Date of Award


Document Type


Degree Name

Master of Arts in English Composition



First Reader/Committee Chair

Caroline Vickers


Despite of the ELT varied research on the native speakerism ideology with the aim to resolve/dissolve its ideological issues and the NESTs/NNESTs dichotomy created within, that favors one group above the other, the effects of the ideology continue to persist (Holliday, 2014; Selvi, 2016; Lowe and Kiczkowiak, 2016; Mahboob and Golden, 2013;.) Much of the awareness of native speakerism ideology the has been at the research level and not at the local level of our education systems (teacher to teacher). Therefore, this research seeks to expose how the native speakerism ideology is permeated and enacted in a local NNEST ELT community of practice in Colombia via qualitative, semi-structured interviews about their views regarding NEST versus NNEST. The interviews were examined through Critical Discourse Analysis (CDA) and Andrews’ (2003) definition of Teacher Language Awareness (TLA), in order to highlight the subtle linguistic choices used to navigate the conversation regarding this sensitive subject among NNESTs. Findings revealed first, pedagogical knowledge more than the label NNEST upholds participants to assert their membership in the ELT community. Thus, academic status pushes to the side the label NNEST and ends the feeling of marginalization based on language status.

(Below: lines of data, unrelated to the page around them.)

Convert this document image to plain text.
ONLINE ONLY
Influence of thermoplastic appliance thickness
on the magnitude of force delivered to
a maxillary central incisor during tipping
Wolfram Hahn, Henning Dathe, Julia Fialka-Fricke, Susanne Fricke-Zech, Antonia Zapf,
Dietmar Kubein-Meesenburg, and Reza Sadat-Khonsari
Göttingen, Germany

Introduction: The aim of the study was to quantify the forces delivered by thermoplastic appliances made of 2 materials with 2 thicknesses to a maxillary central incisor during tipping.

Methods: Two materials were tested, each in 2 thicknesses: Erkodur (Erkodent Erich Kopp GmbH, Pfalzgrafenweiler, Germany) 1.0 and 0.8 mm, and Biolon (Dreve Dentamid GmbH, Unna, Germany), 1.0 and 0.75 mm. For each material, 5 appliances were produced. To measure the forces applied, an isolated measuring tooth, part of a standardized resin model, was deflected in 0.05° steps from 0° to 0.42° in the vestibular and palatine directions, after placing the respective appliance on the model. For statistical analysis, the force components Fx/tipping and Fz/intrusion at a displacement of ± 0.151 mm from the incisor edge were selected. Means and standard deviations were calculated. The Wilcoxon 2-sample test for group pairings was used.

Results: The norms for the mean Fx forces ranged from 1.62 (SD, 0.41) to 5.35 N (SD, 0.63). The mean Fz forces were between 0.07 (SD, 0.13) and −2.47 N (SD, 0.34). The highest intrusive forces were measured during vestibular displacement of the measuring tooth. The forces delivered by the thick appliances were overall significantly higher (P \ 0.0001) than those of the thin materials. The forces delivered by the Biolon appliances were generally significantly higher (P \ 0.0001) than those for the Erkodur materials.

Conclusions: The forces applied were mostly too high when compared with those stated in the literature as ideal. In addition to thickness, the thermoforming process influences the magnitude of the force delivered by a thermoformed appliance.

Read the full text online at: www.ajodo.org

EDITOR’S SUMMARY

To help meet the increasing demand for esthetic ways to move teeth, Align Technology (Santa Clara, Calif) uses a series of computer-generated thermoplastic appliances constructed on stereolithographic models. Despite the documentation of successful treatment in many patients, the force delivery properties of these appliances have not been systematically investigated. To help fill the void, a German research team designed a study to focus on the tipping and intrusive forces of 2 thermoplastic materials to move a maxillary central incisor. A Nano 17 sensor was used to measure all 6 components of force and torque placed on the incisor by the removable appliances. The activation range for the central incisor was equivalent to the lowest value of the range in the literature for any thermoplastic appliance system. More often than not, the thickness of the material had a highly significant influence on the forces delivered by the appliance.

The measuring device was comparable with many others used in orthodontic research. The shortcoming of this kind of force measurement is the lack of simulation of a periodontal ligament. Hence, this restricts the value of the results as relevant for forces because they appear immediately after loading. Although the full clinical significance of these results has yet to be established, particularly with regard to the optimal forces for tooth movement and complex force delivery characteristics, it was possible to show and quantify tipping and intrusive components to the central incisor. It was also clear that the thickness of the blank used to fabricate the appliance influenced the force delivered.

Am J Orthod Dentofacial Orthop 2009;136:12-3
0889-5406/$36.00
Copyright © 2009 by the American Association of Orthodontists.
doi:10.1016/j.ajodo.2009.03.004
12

Second, language expertise, years of experience, time and/or schooling abroad, accent reduction, and cultural assimilation in native English speaking countries played a role in determining status within the NNEST community (Gonzalez and Llurda, 2016). This shows that NNESTs qualify each other according to a Sub-Native-Speakerism Ideology developed to obtain higher statuses in their local/non-local ELT communities. This focus on local NNEST communities, where this status-based gatekeeping is most apparent, has been missing in previous research, but has significant implications for the direction the Native Speakerism Ideology is taking.